Increased Regulations Have Reduced Growth, Employment: StatCan

Increased Regulations Have Reduced Growth, Employment: StatCan
The Confederation Building on Parliament Hill is reflected in the windows of the Bank of Canada, in Ottawa on May 6, 2024. The Canadian Press/Sean Kilpatrick
Andrew Chen
Updated:
0:00

Canada’s growing regulatory burden has contributed to slower economic growth, lower employment, and reduced business investment, according to a new study from Statistics Canada.

From 2006 to 2021, the number of regulatory provisions in Canada’s federal legislation increased by 2.1 percent per year, resulting in a total rise of about 37 percent over that period, StatCan said in the report released Feb. 10. The report indicated that most of the regulatory requirements (95.2 percent in 2019) were imposed on industries, while a smaller share (4.8 percent in the same year) was placed on departments and other government organizations responsible for administering those requirements.

The rise in regulatory burden led to a 1.7 percentage point decline in Canada’s GDP growth during that period, StatCan said, adding that employment growth dropped by 1.3 percentage points in the business sector and labor productivity fell by an estimated 0.4 percentage points.

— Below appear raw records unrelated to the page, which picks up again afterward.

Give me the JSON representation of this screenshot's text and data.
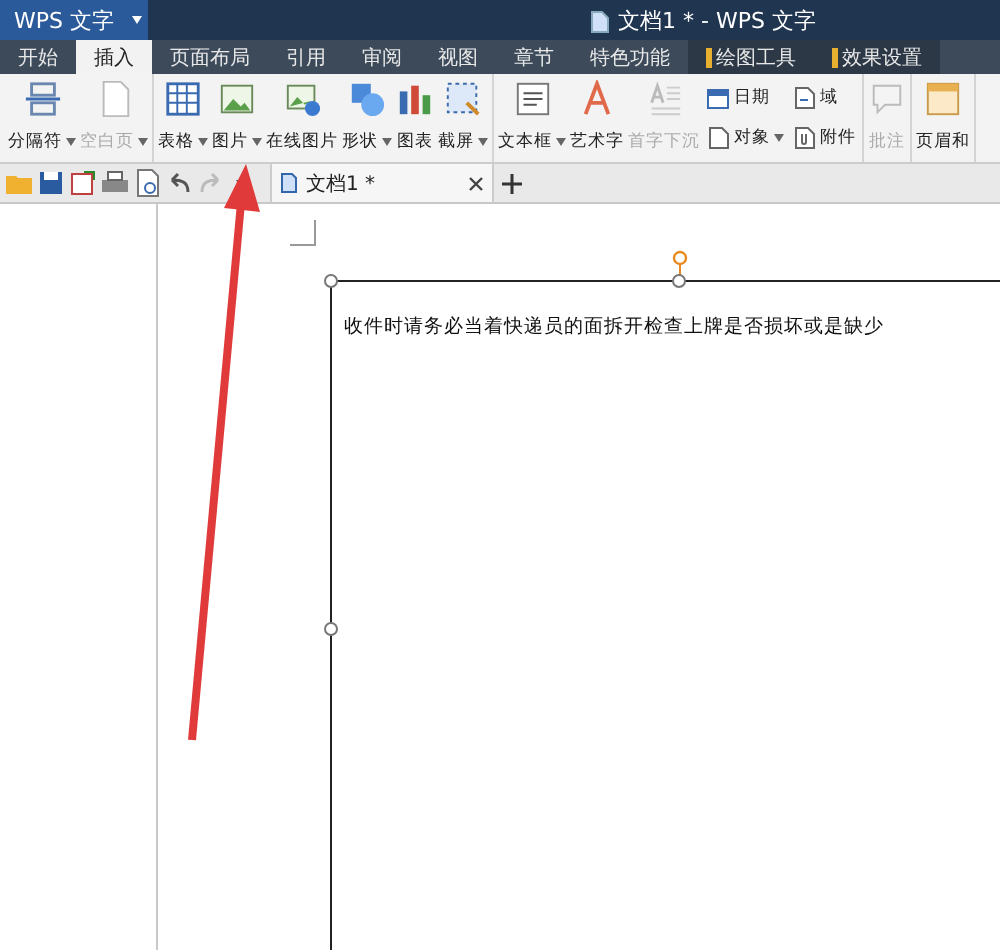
{
  "app_button": {
    "label": "WPS 文字"
  },
  "window": {
    "title": "文档1 * - WPS 文字"
  },
  "tabs": [
    {
      "label": "开始",
      "selected": false,
      "kind": "normal"
    },
    {
      "label": "插入",
      "selected": true,
      "kind": "normal"
    },
    {
      "label": "页面布局",
      "selected": false,
      "kind": "normal"
    },
    {
      "label": "引用",
      "selected": false,
      "kind": "normal"
    },
    {
      "label": "审阅",
      "selected": false,
      "kind": "normal"
    },
    {
      "label": "视图",
      "selected": false,
      "kind": "normal"
    },
    {
      "label": "章节",
      "selected": false,
      "kind": "normal"
    },
    {
      "label": "特色功能",
      "selected": false,
      "kind": "normal"
    },
    {
      "label": "绘图工具",
      "selected": false,
      "kind": "contextual"
    },
    {
      "label": "效果设置",
      "selected": false,
      "kind": "contextual"
    }
  ],
  "ribbon": {
    "groups": [
      {
        "items": [
          {
            "kind": "large",
            "label": "分隔符",
            "dropdown": true,
            "disabled": false
          },
          {
            "kind": "large",
            "label": "空白页",
            "dropdown": true,
            "disabled": true
          }
        ]
      },
      {
        "items": [
          {
            "kind": "large",
            "label": "表格",
            "dropdown": true,
            "disabled": false
          },
          {
            "kind": "large",
            "label": "图片",
            "dropdown": true,
            "disabled": false
          },
          {
            "kind": "large",
            "label": "在线图片",
            "dropdown": false,
            "disabled": false
          },
          {
            "kind": "large",
            "label": "形状",
            "dropdown": true,
            "disabled": false
          },
          {
            "kind": "large",
            "label": "图表",
            "dropdown": false,
            "disabled": false
          },
          {
            "kind": "large",
            "label": "截屏",
            "dropdown": true,
            "disabled": false
          }
        ]
      },
      {
        "items": [
          {
            "kind": "large",
            "label": "文本框",
            "dropdown": true,
            "disabled": false
          },
          {
            "kind": "large",
            "label": "艺术字",
            "dropdown": false,
            "disabled": false
          },
          {
            "kind": "large",
            "label": "首字下沉",
            "dropdown": false,
            "disabled": true
          },
          {
            "kind": "small",
            "top": {
              "label": "日期",
              "dropdown": false
            },
            "bottom": {
              "label": "对象",
              "dropdown": true
            }
          },
          {
            "kind": "small",
            "top": {
              "label": "域",
              "dropdown": false
            },
            "bottom": {
              "label": "附件",
              "dropdown": false
            }
          }
        ]
      },
      {
        "items": [
          {
            "kind": "large",
            "label": "批注",
            "dropdown": false,
            "disabled": true
          }
        ]
      },
      {
        "items": [
          {
            "kind": "large",
            "label": "页眉和",
            "dropdown": false,
            "disabled": false
          }
        ]
      }
    ]
  },
  "document_tab": {
    "label": "文档1 *"
  },
  "document": {
    "text": "收件时请务必当着快递员的面拆开检查上牌是否损坏或是缺少"
  }
}
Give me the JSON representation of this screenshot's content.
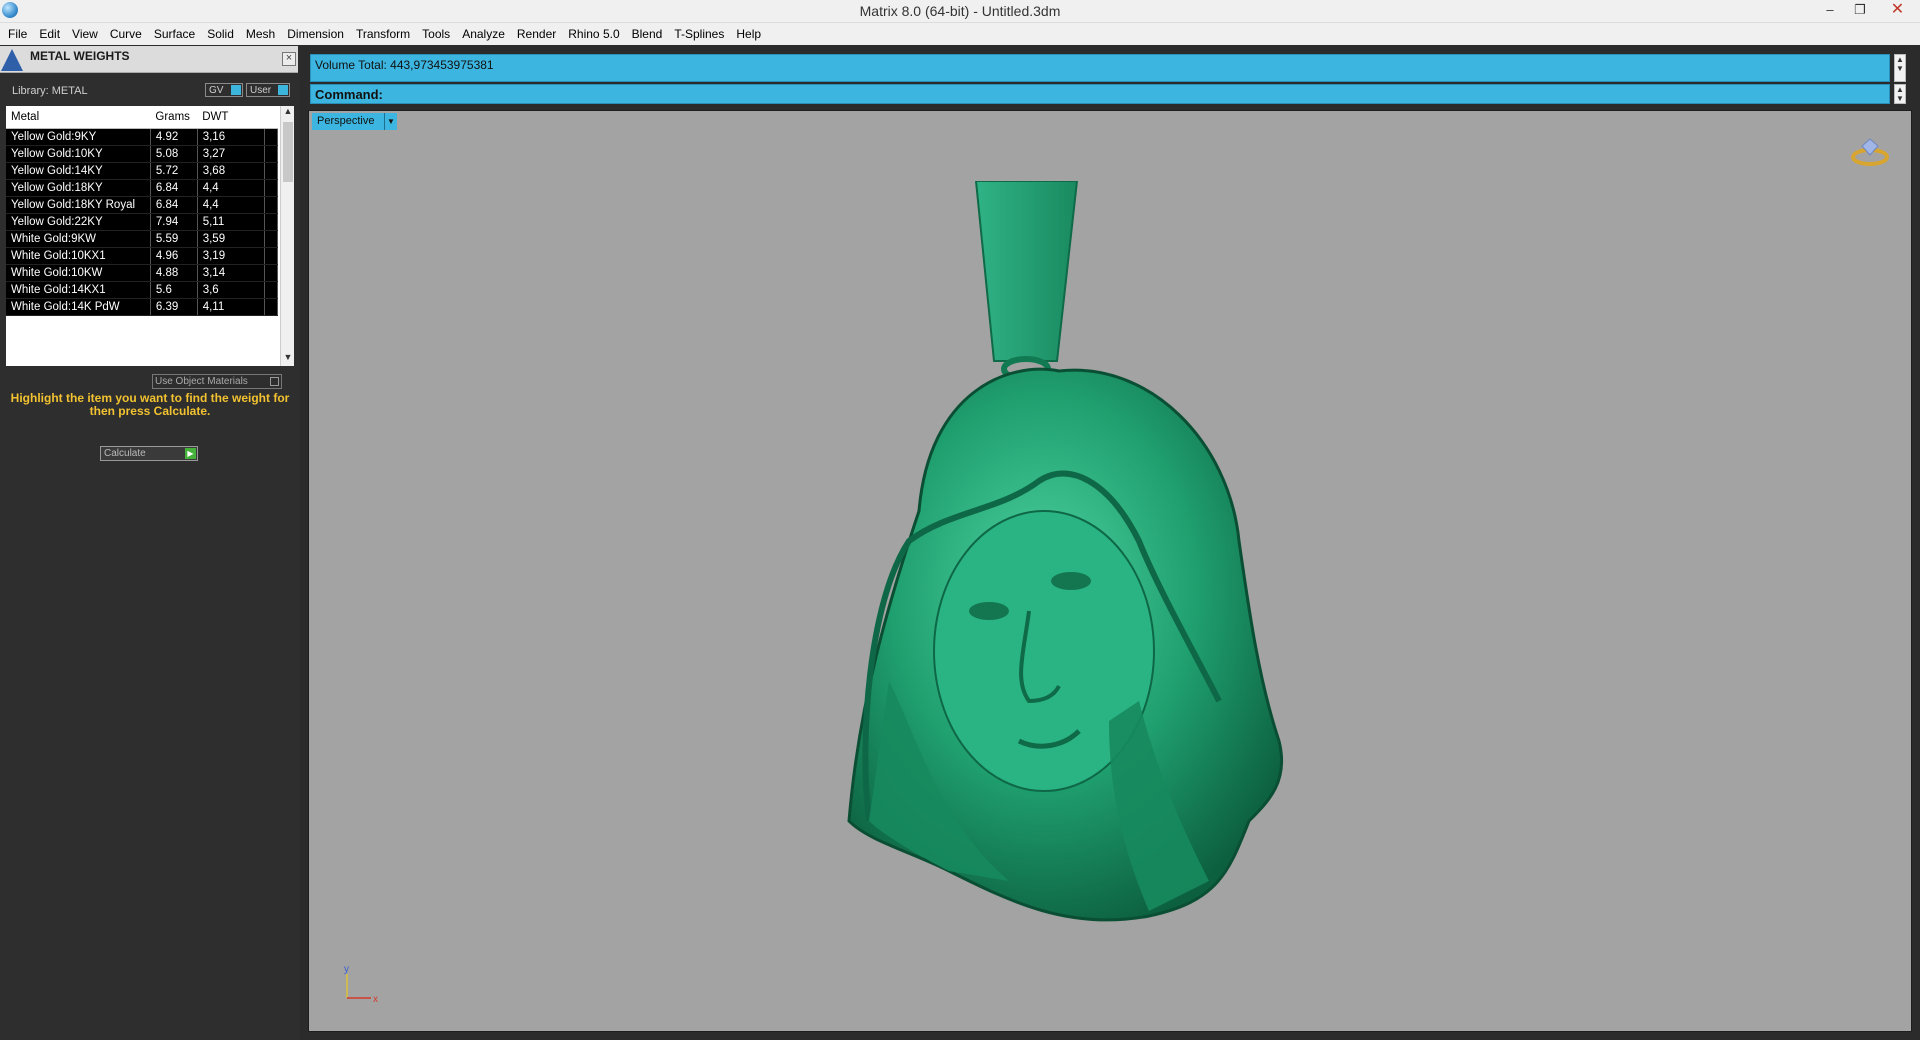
{
  "window": {
    "title": "Matrix 8.0 (64-bit) - Untitled.3dm",
    "icon": "matrix-globe-icon"
  },
  "menu": [
    "File",
    "Edit",
    "View",
    "Curve",
    "Surface",
    "Solid",
    "Mesh",
    "Dimension",
    "Transform",
    "Tools",
    "Analyze",
    "Render",
    "Rhino 5.0",
    "Blend",
    "T-Splines",
    "Help"
  ],
  "panel": {
    "title": "METAL WEIGHTS",
    "library_label": "Library: METAL",
    "gv_label": "GV",
    "user_label": "User",
    "columns": [
      "Metal",
      "Grams",
      "DWT"
    ],
    "rows": [
      [
        "Yellow Gold:9KY",
        "4.92",
        "3,16"
      ],
      [
        "Yellow Gold:10KY",
        "5.08",
        "3,27"
      ],
      [
        "Yellow Gold:14KY",
        "5.72",
        "3,68"
      ],
      [
        "Yellow Gold:18KY",
        "6.84",
        "4,4"
      ],
      [
        "Yellow Gold:18KY Royal",
        "6.84",
        "4,4"
      ],
      [
        "Yellow Gold:22KY",
        "7.94",
        "5,11"
      ],
      [
        "White Gold:9KW",
        "5.59",
        "3,59"
      ],
      [
        "White Gold:10KX1",
        "4.96",
        "3,19"
      ],
      [
        "White Gold:10KW",
        "4.88",
        "3,14"
      ],
      [
        "White Gold:14KX1",
        "5.6",
        "3,6"
      ],
      [
        "White Gold:14K PdW",
        "6.39",
        "4,11"
      ]
    ],
    "use_object_materials": "Use Object Materials",
    "instruction": "Highlight the item you want to find the weight for then press Calculate.",
    "calculate_label": "Calculate"
  },
  "command": {
    "volume_text": "Volume Total: 443,973453975381",
    "command_label": "Command:"
  },
  "viewport": {
    "name": "Perspective",
    "axis_y": "y",
    "axis_x": "x"
  },
  "colors": {
    "accent": "#3cb6e0",
    "model": "#1f9e6e",
    "viewport_bg": "#a3a3a3",
    "instruction": "#f2c230"
  }
}
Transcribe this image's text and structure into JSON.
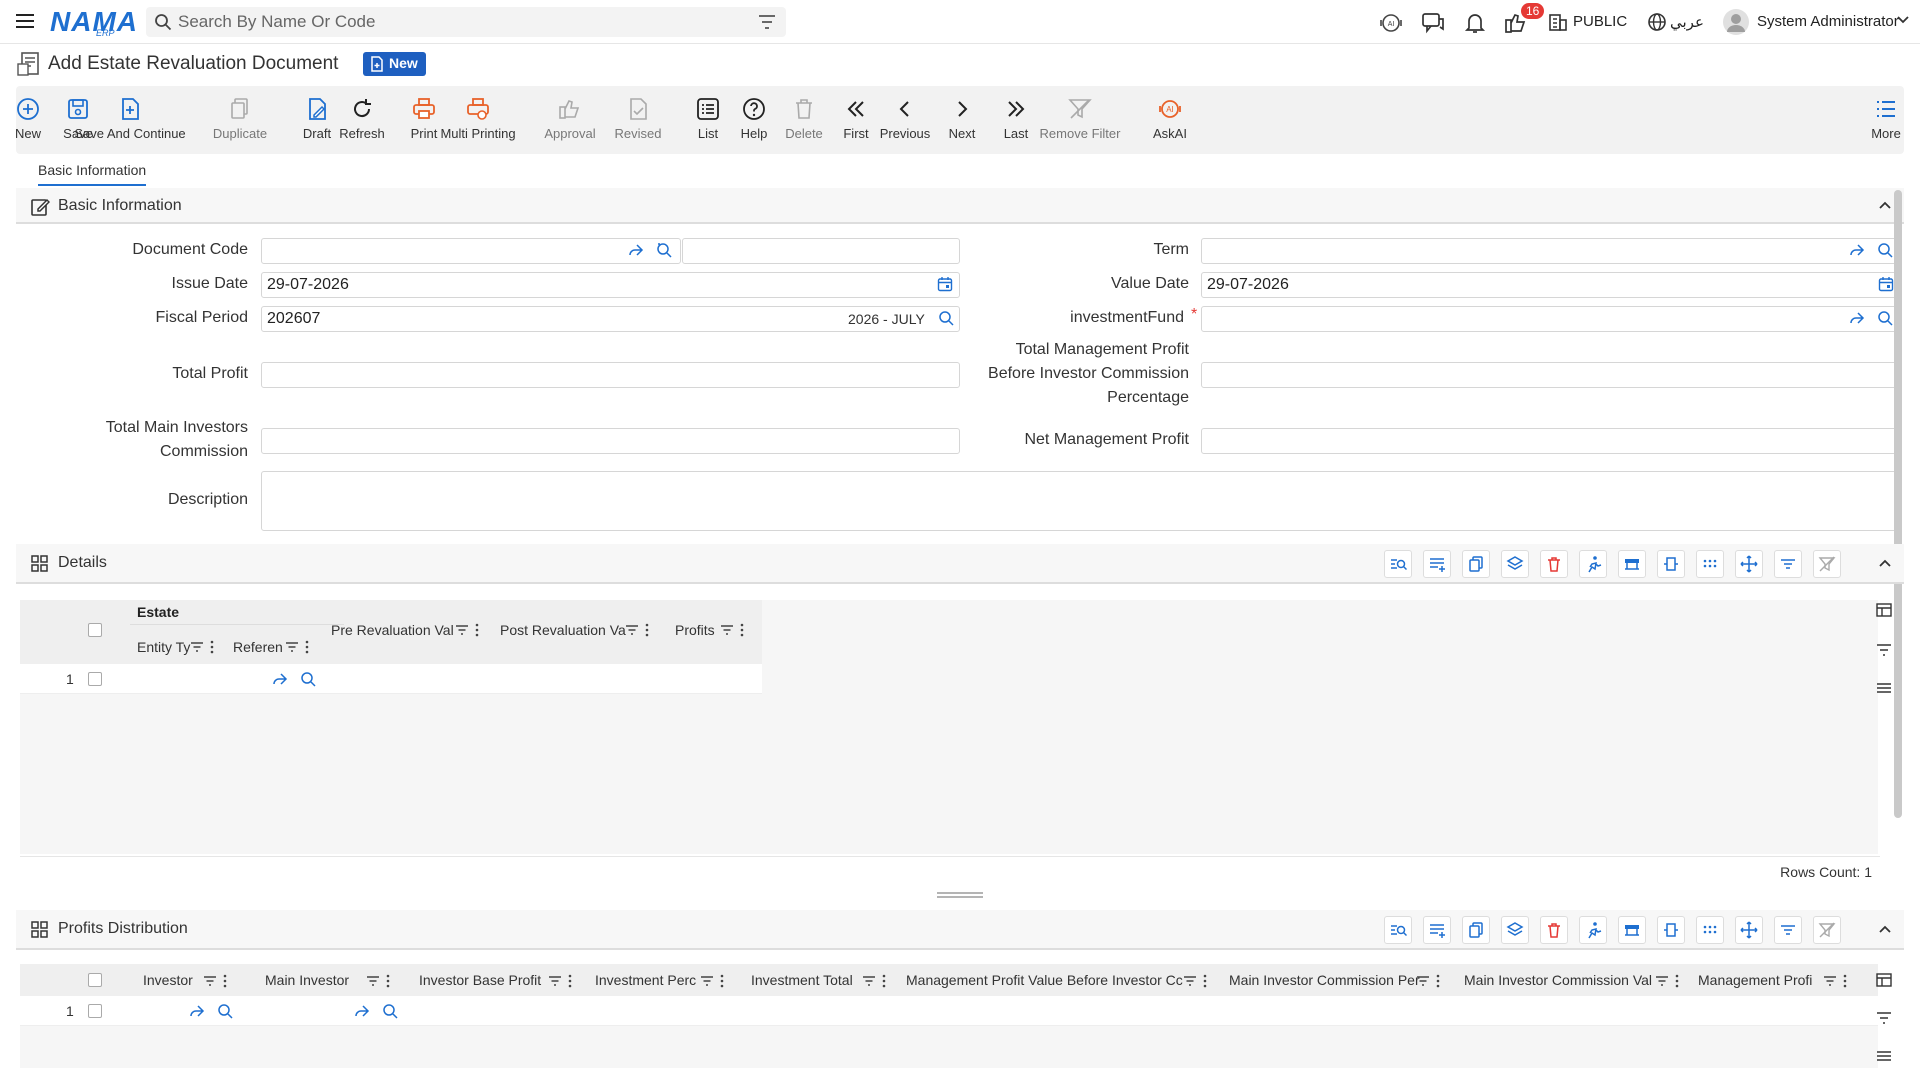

Regulatory accumulation also reduces business dynamism, which the report refers to as the rate at which businesses enter and exit their industries. StatCan said that if the total number of regulatory requirements had remained at the 2006 level, the entry rate for new businesses would have been about 10 percent higher in 2021, meaning more new businesses would have started in 2021. Meanwhile, the exit rate would have been about 5 percent higher, meaning more businesses might have exited in 2021.

The study also indicated that regulatory accumulation during the 2006-to-2021 period reduced overall business investment and affected small firms more than large firms.

“If the total number of regulatory requirements had remained at the 2006 level, business sector investment would have been 9.0% higher in 2021. This negative effect is bigger for small firms than for large firms,” StatCan said.

These findings are part of the national statistical agency’s “Regulatory Accumulation, Business Dynamism and Economic Growth in Canada” report. The report said that while a single regulation may seem beneficial—such as a pro-competitive regulation and a reduction in entry barriers—its cumulative effect with other regulations can negatively impact economic growth.

“Despite their good intent, regulations and their accumulation over time impose real costs to businesses and may have a negative impact on economic growth and competitiveness,” StatCan said.

Unlike previous studies focusing on specific regulations, in this report StatCan used a measure developed by KPMG in collaboration with Transport Canada to assess the impact of regulatory accumulation. It counts the number of regulatory provisions over time, including restrictions, prohibitions, permissions, administrative reporting, and enforcement costs, to measure the overall regulatory burden on industries.

In 2015, the federal government established the Red Tape Reduction Act, which requires federal departments and agencies to manage the growth of administrative burdens on businesses when creating regulations. The act builds on Ottawa’s One-for-One Rule that came into effect in 2012, which mandates that for every new or amended regulation increasing the administrative burden on businesses, the cost must be offset by an equal amount of administrative burden cost.

The rule also requires that an existing regulation be repealed each time a new regulation is enacted that imposes new administrative burden on businesses.